Chiacchiere da spiaggia

-Papi, perché il mare è salato?
-Papi, perché la spiaggia è fatta di sabbia?

Sono imbarazzanti queste curiosità, viene la tentazione di liquidarle con un “Non lo so” (che per quanto mi riguarda è l’unica risposta vera), oppure con qualcosa tipo “Quando sarai grande lo capirai”. I manuali di pedagogia spicciola consigliano la tecnica dell’inversione causa-effetto, tipo “Il mare è salato perché altrimenti i pesci del mare morirebbero” oppure “La spiaggia è fatta di sabbia altrimenti non sarebbe una spiaggia”. Sono risposte sciocche dal punto di vista logico, eppure coi bambini, che logici non sono, funzionano quasi sempre ed interrompono le temibili catene dei perché che porterebbero a impossibili escursioni verso la geologia, l’archeologia, la fisica della materia, la fisica delle particelle fino al big-bang e oltre.

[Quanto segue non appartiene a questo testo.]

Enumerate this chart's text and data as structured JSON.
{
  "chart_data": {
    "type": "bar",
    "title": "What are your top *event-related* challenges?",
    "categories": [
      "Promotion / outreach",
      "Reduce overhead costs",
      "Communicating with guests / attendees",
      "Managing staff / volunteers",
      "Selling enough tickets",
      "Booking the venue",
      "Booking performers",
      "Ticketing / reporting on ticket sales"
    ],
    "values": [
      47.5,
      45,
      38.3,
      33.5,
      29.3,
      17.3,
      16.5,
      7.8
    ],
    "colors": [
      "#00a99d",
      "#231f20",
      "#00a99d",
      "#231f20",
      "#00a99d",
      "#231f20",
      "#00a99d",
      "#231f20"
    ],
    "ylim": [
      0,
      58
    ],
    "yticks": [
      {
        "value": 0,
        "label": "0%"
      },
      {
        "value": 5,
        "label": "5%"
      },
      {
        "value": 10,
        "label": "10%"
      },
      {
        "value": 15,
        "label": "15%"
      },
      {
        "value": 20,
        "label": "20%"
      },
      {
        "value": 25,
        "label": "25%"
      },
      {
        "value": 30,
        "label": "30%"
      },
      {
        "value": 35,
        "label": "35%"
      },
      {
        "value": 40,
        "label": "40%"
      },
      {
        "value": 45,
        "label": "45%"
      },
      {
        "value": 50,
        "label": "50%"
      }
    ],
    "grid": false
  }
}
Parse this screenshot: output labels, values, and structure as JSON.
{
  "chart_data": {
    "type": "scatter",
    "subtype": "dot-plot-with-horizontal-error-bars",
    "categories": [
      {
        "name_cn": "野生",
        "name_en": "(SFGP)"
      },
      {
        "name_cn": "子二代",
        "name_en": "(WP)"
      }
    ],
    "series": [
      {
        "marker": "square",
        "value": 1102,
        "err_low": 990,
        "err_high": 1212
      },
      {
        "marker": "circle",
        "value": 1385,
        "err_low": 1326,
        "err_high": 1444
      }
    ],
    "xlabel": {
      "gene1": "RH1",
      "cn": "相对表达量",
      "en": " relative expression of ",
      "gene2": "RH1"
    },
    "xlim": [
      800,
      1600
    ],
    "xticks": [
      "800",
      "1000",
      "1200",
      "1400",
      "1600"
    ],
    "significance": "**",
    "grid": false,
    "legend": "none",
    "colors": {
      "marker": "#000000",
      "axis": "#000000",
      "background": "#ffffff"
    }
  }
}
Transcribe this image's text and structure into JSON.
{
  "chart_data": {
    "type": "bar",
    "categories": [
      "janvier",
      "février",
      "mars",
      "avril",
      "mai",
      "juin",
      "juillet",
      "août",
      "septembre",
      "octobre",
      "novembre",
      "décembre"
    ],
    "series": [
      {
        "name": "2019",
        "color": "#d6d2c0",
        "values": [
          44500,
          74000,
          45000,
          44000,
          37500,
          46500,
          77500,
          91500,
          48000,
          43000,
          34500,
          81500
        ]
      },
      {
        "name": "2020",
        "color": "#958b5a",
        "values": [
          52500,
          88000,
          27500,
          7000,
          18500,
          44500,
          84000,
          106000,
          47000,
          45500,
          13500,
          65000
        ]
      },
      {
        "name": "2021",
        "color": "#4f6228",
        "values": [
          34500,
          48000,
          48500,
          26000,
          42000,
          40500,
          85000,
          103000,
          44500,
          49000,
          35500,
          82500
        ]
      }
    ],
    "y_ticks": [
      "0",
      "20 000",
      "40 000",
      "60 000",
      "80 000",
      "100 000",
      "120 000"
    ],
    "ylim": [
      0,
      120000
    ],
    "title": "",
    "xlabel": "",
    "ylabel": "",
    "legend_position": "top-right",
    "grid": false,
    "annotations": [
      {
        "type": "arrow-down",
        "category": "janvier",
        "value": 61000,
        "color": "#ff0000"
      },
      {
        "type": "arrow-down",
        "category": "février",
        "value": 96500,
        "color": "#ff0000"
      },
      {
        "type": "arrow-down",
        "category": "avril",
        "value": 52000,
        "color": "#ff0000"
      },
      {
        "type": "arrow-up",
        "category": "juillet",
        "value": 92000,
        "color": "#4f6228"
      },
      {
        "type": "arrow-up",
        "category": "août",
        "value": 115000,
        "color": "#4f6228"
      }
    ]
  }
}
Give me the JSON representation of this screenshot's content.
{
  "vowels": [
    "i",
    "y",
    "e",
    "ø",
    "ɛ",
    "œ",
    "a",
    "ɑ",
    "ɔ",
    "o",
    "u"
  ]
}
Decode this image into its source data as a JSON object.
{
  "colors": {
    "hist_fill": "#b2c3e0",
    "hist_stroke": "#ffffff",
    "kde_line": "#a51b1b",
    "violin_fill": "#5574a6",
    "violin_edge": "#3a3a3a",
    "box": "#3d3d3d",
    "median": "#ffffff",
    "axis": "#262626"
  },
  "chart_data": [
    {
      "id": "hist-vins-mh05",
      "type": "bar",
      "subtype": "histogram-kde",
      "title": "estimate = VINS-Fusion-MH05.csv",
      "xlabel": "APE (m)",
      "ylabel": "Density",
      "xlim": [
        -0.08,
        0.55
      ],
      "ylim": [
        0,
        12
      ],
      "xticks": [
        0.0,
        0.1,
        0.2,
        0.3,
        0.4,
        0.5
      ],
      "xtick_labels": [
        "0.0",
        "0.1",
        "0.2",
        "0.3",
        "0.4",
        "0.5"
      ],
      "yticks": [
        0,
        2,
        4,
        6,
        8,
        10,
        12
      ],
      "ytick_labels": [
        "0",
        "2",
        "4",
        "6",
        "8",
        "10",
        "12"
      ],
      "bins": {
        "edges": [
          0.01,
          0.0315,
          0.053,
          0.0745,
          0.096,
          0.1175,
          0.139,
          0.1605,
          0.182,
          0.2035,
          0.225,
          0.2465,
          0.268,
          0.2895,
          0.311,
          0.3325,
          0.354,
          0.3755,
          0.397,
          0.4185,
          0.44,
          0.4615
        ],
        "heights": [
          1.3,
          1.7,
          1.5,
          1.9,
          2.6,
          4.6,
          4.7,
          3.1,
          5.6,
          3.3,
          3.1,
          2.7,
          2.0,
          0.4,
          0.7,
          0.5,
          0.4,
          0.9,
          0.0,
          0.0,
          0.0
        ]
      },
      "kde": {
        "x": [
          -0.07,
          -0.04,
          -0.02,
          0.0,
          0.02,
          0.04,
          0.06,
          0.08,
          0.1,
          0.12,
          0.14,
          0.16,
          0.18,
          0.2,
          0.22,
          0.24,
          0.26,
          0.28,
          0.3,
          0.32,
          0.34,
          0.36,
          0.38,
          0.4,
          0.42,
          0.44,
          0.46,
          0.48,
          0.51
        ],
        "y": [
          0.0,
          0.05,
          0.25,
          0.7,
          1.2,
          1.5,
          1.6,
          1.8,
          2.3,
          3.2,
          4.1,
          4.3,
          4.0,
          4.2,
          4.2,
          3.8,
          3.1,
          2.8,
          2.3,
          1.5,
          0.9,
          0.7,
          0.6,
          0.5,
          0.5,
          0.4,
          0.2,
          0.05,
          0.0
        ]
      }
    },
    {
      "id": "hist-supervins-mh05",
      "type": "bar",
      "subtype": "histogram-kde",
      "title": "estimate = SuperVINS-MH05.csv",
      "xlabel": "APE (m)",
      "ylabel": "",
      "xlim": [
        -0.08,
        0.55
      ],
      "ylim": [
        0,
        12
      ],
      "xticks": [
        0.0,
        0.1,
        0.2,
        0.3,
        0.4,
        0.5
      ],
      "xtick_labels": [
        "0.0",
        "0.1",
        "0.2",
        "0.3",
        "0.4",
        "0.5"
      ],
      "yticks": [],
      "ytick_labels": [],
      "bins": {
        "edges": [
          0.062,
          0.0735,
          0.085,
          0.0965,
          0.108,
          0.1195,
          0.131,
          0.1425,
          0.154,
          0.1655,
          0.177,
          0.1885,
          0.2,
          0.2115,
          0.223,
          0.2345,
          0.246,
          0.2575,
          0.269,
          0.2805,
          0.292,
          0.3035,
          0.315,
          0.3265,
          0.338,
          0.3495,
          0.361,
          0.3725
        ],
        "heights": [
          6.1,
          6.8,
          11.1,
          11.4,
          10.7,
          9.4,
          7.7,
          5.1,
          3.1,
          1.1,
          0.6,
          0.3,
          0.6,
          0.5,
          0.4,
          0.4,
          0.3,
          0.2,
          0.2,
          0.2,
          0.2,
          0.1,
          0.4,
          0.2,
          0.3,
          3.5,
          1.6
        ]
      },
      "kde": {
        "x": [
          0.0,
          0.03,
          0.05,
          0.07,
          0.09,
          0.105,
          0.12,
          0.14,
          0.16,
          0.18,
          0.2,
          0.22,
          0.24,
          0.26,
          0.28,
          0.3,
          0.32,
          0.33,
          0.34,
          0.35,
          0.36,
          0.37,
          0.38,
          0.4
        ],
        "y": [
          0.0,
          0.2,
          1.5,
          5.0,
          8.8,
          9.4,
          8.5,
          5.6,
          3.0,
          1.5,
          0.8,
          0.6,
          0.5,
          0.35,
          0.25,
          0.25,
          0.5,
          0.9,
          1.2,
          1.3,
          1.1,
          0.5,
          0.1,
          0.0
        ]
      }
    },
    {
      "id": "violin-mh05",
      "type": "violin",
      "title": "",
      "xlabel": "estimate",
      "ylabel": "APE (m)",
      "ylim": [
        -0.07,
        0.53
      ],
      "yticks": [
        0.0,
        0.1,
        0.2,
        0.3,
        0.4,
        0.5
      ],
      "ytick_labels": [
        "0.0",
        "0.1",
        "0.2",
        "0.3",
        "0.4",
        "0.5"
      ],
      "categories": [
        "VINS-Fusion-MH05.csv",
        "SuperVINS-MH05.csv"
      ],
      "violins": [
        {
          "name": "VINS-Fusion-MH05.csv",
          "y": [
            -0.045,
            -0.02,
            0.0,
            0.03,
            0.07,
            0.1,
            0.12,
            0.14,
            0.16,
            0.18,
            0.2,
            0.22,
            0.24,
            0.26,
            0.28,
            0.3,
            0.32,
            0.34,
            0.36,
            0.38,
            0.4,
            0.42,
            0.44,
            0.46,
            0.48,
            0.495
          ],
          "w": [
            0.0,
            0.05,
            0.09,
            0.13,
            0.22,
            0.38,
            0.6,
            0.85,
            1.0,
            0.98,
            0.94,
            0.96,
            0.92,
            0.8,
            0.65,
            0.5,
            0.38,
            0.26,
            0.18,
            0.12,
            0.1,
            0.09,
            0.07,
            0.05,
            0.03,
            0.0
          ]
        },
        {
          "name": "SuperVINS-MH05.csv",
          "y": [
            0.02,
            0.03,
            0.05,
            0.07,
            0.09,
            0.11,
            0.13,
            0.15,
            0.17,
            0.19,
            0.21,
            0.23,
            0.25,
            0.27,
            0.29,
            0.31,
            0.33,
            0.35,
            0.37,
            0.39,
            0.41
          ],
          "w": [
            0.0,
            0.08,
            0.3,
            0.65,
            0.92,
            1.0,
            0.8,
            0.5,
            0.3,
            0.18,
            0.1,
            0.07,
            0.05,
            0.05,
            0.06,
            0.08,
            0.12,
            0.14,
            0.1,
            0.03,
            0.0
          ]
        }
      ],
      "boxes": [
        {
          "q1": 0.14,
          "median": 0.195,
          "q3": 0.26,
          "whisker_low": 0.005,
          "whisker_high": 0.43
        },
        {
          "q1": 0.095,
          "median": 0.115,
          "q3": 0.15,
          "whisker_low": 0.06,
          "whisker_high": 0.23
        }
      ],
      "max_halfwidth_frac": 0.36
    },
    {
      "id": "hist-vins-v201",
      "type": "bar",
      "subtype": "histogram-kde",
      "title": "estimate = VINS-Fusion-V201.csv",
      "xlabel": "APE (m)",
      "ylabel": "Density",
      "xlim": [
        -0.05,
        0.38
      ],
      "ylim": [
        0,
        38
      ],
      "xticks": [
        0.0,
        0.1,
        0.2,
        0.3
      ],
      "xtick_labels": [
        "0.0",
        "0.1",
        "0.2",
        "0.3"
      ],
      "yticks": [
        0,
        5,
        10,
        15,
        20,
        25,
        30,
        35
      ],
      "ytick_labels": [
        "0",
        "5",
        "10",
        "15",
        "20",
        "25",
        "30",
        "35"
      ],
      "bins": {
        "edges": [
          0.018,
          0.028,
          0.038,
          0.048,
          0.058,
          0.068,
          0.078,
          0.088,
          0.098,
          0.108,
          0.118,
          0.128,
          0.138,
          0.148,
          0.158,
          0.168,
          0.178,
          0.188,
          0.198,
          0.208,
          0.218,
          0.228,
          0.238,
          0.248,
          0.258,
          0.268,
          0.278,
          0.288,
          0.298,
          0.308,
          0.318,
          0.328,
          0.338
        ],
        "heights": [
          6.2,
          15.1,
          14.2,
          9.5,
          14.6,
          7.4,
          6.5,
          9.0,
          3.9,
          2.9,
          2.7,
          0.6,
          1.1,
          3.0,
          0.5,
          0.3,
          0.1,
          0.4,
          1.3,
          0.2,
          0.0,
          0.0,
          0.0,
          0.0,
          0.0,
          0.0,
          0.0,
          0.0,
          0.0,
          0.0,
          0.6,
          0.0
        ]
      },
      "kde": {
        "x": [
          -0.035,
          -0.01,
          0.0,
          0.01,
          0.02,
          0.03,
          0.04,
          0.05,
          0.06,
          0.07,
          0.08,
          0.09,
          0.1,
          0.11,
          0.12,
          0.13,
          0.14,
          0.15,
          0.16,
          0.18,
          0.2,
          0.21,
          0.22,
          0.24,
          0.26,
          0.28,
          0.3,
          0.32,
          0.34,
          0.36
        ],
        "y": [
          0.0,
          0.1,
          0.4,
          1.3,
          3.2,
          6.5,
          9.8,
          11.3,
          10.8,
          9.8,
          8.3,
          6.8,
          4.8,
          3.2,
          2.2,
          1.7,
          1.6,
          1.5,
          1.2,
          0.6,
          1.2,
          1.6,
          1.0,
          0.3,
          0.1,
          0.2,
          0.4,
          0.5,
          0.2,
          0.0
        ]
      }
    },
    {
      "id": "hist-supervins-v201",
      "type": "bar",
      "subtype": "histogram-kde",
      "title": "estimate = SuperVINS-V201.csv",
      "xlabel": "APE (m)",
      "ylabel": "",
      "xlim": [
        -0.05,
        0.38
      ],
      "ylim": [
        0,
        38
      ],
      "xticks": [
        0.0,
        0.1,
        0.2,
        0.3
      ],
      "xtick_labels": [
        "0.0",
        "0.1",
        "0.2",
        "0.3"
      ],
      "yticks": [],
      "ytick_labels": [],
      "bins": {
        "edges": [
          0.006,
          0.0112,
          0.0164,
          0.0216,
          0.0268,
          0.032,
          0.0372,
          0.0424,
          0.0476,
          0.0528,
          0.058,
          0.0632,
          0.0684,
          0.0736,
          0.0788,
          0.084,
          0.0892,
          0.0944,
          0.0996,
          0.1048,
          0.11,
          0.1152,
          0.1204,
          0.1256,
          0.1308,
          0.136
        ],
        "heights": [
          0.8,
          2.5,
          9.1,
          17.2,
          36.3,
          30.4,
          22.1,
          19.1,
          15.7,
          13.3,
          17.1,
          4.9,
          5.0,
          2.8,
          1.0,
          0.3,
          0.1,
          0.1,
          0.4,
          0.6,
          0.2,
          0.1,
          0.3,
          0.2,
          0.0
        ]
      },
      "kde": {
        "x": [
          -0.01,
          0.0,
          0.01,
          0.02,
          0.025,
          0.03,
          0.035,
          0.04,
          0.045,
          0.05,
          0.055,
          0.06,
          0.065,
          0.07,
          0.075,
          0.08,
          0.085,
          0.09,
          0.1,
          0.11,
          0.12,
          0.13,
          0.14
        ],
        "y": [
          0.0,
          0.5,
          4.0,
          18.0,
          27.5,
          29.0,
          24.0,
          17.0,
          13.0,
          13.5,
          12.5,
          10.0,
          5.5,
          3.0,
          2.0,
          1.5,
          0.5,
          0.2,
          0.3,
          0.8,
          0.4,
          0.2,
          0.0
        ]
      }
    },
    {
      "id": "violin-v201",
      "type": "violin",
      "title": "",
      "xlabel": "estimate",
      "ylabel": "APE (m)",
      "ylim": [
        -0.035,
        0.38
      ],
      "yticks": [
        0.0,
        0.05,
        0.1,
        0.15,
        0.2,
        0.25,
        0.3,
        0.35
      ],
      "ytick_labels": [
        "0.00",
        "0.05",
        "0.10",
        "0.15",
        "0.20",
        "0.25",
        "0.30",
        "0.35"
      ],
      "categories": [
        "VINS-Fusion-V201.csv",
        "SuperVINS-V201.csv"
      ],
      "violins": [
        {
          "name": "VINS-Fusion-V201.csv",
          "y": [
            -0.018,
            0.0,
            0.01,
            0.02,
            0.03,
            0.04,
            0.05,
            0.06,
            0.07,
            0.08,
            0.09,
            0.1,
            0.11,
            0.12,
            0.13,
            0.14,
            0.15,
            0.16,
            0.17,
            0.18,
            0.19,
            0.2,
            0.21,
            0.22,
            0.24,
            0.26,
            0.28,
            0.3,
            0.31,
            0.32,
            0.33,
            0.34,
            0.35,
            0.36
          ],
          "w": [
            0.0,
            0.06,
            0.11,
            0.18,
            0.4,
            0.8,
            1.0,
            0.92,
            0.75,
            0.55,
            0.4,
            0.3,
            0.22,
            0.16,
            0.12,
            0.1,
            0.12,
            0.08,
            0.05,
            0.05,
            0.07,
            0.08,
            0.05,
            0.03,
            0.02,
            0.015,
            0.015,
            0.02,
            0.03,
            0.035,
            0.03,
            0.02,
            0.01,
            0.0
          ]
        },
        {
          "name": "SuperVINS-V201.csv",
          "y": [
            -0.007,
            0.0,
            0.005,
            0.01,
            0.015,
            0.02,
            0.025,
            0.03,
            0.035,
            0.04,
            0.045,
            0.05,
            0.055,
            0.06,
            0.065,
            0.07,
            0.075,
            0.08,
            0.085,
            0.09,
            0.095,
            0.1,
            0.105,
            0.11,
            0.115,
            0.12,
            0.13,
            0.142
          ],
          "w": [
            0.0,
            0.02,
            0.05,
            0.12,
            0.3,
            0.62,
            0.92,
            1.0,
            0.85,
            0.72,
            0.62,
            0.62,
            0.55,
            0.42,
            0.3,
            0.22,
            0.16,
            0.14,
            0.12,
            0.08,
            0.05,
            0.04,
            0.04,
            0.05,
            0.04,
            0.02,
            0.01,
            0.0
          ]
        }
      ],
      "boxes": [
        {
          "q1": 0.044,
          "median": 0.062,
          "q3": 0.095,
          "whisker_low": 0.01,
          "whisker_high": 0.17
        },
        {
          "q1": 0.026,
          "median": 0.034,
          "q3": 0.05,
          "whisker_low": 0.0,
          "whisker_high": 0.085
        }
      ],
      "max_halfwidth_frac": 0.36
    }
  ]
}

Quando mi ritrovo di fronte a queste situazioni, la soluzione ideale sarebbe potere rispondere che le cose sono così perché Dio ha voluto che fossero così durante la famosa settimana della Genesi. Se fossi credente non ho dubbi che farei così, pure se fossi un credente che ammette il valore allegorico della Bibbia in almeno questi passi. In tal caso mi rifugerei tranquillamente nelle più che soddisfacenti spiegazioni della cosmogonia per bambini, quelle che prevedono l’azione di un essere onnipotente, magico, con incredibili superpoteri in grado di placare la sete di sapere del bambino più curioso, delegando poi alla loro maturità l’affinamento delle spiegazioni.

Eppure io, per mia natura e per il mio modo di vedere le cose, non ho alcuna possibilità di risolvere la questione in questo modo e devo arrabattarmi con una delle tecniche di cui sopra, ben tenendo presente che quegli occhioni che ti guardano dal basso verso l’altro non hanno grosse pretese, ma non possono neppure essere delusi, e questa è una delle tante responsabilità che comporta l’essere i sapienti della situazione.

La riflessione che queste situazioni mi provocano la voglio però riportare. In fondo l’efficacia della risposta teologica a queste domande non è altro che l’origine delle religioni. Quando l’uomo era bambino (rispetto alle conoscenze attuali) aveva ovviamente le stesse curiosità che hanno i miei figli, e tutto sommato gli stessi strumenti per soddisfarle. Logico che all’alternativa “nessuna risposta” fosse preferibile l’opzione “demiurgo”, piuttosto che arrendersi ed ammettere l’incapacità a dare una risposta soddisfacente, se ne inventa una di comodo. Tutto sommato la religione è anche una questione di orgoglio.